Trois outils d’investissement pour suivre le marché du cuivre
Pour ceux qui souhaitent participer au marché du cuivre, en fonction de leur tolérance au risque et de leur capital, trois principaux outils s’offrent à eux :
Futures — adaptés aux investisseurs expérimentés capables de supporter une forte volatilité. Négociés à la COMEX, avec un contrat standard de 25 000 lb, ou des contrats miniatures. Les futures offrent effet de levier et possibilité de position longue ou courte, mais nécessitent une compréhension précise des règles de livraison et des risques.
CFD (Contrats pour différence) — idéaux pour les débutants ou petits investisseurs. Permettent de trader via des plateformes réglementées, avec effet de levier, faible marge, absence de livraison physique, et trading 24h/24. Plus flexibles que les futures, ils conviennent aux investisseurs à horizon incertain.
ETF et actions liées — pour les investisseurs à faible tolérance au risque ou à horizon long. On peut choisir des ETF suivant le prix du cuivre (ex : Global X Copper Miners ETF) ou investir directement dans des sociétés minières comme Freeport-McMoRan. Ces outils offrent liquidité et simplicité, adaptés à une gestion à moyen ou long terme.
Le choix dépendra de la stratégie : les traders expérimentés peuvent utiliser le levier des futures, tandis que les investisseurs plus prudents privilégieront ETF ou actions pour une exposition plus stable.

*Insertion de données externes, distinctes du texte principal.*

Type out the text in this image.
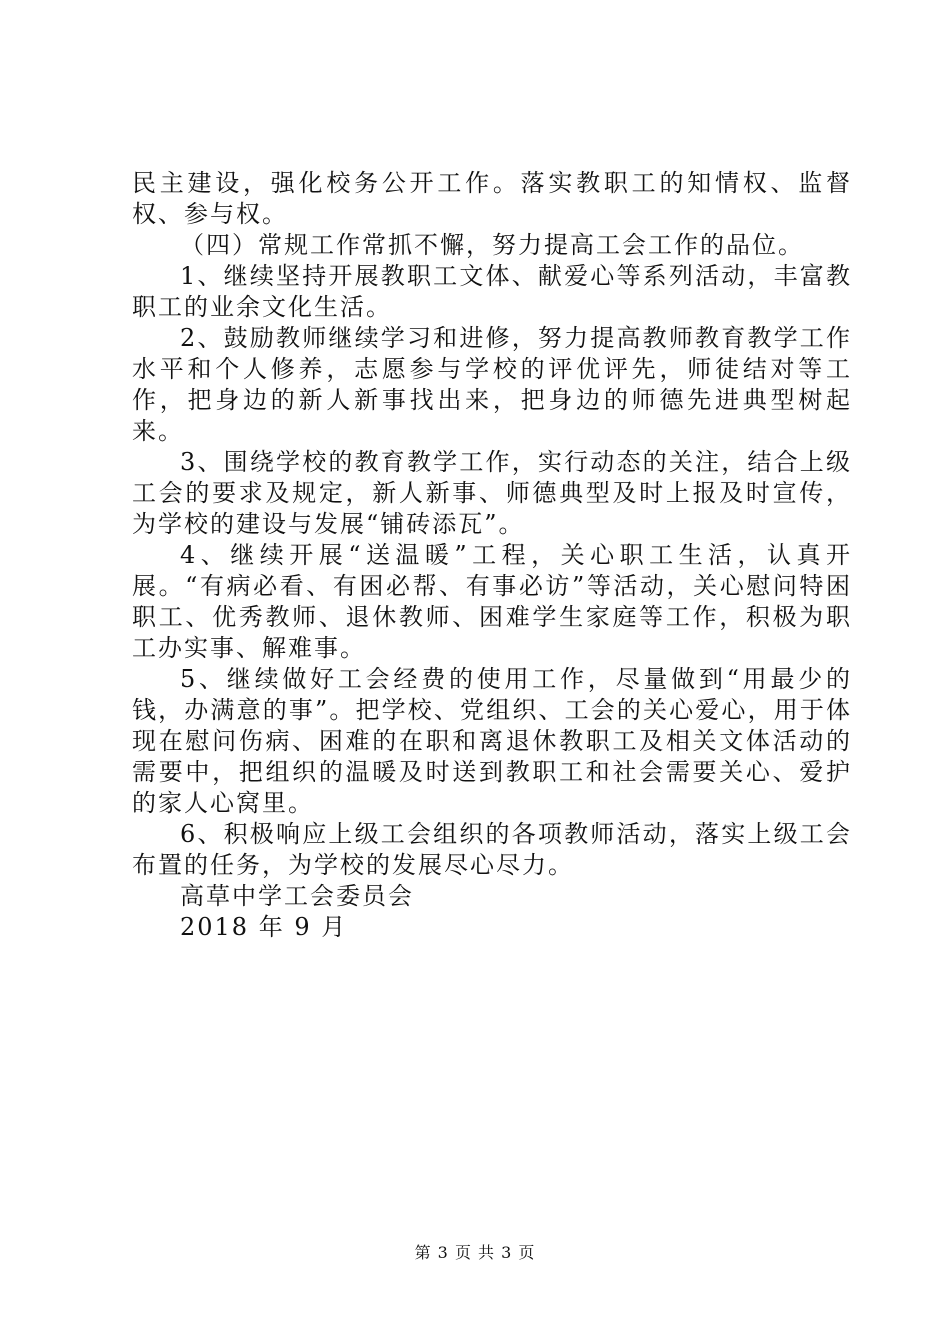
民主建设，强化校务公开工作。落实教职工的知情权、监督权、参与权。

（四）常规工作常抓不懈，努力提高工会工作的品位。

1、继续坚持开展教职工文体、献爱心等系列活动，丰富教职工的业余文化生活。

2、鼓励教师继续学习和进修，努力提高教师教育教学工作水平和个人修养，志愿参与学校的评优评先，师徒结对等工作，把身边的新人新事找出来，把身边的师德先进典型树起来。

3、围绕学校的教育教学工作，实行动态的关注，结合上级工会的要求及规定，新人新事、师德典型及时上报及时宣传，为学校的建设与发展“铺砖添瓦”。

4、继续开展“送温暖”工程，关心职工生活，认真开展。“有病必看、有困必帮、有事必访”等活动，关心慰问特困职工、优秀教师、退休教师、困难学生家庭等工作，积极为职工办实事、解难事。

5、继续做好工会经费的使用工作，尽量做到“用最少的钱，办满意的事”。把学校、党组织、工会的关心爱心，用于体现在慰问伤病、困难的在职和离退休教职工及相关文体活动的需要中，把组织的温暖及时送到教职工和社会需要关心、爱护的家人心窝里。

6、积极响应上级工会组织的各项教师活动，落实上级工会布置的任务，为学校的发展尽心尽力。

高草中学工会委员会

2018 年 9 月

第 3 页 共 3 页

Risques à considérer pour investir dans le cuivre en 2026
Malgré la tendance favorable à long terme, certains risques doivent être pris en compte :
Volatilité cyclique : même dans un supercycle, des corrections de 20 à 40 % peuvent survenir. En 2026, une nouvelle hausse pourrait être suivie d’un repli rapide, ce qui est normal.
Risque macroéconomique : une récession mondiale inattendue pourrait retarder ou freiner la demande, malgré la transition verte. La demande à court terme pourrait alors diminuer.
Risques technologiques : l’émergence de matériaux de substitution ou de nouvelles technologies pourrait réduire la demande en cuivre, modifiant la dynamique long terme.
Risque d’offre : si la mise en service de nouveaux gisements ou le recyclage du cuivre s’accélèrent, l’offre pourrait dépasser la demande, affaiblissant la tendance haussière.
Conclusion : investir dans le cuivre en 2026
Le prix du cuivre se trouve à un carrefour de la transition énergétique. La combinaison de l’électrification verte et de l’IA crée une demande structurelle sans précédent, tandis que l’offre minière reste insuffisante à long terme, renforçant la dynamique du supercycle.
Pour les investisseurs, il ne s’agit pas seulement de choisir le bon moment, mais aussi l’outil adapté à leur profil de risque et à leur horizon d’investissement. Les stratégies à long terme peuvent privilégier ETF ou actions, tandis que les traders à court terme peuvent exploiter la volatilité via futures ou CFD.
Investir comporte des risques, la volatilité du marché est imprévisible. Avant d’investir, évaluez soigneusement votre situation financière et votre tolérance au risque.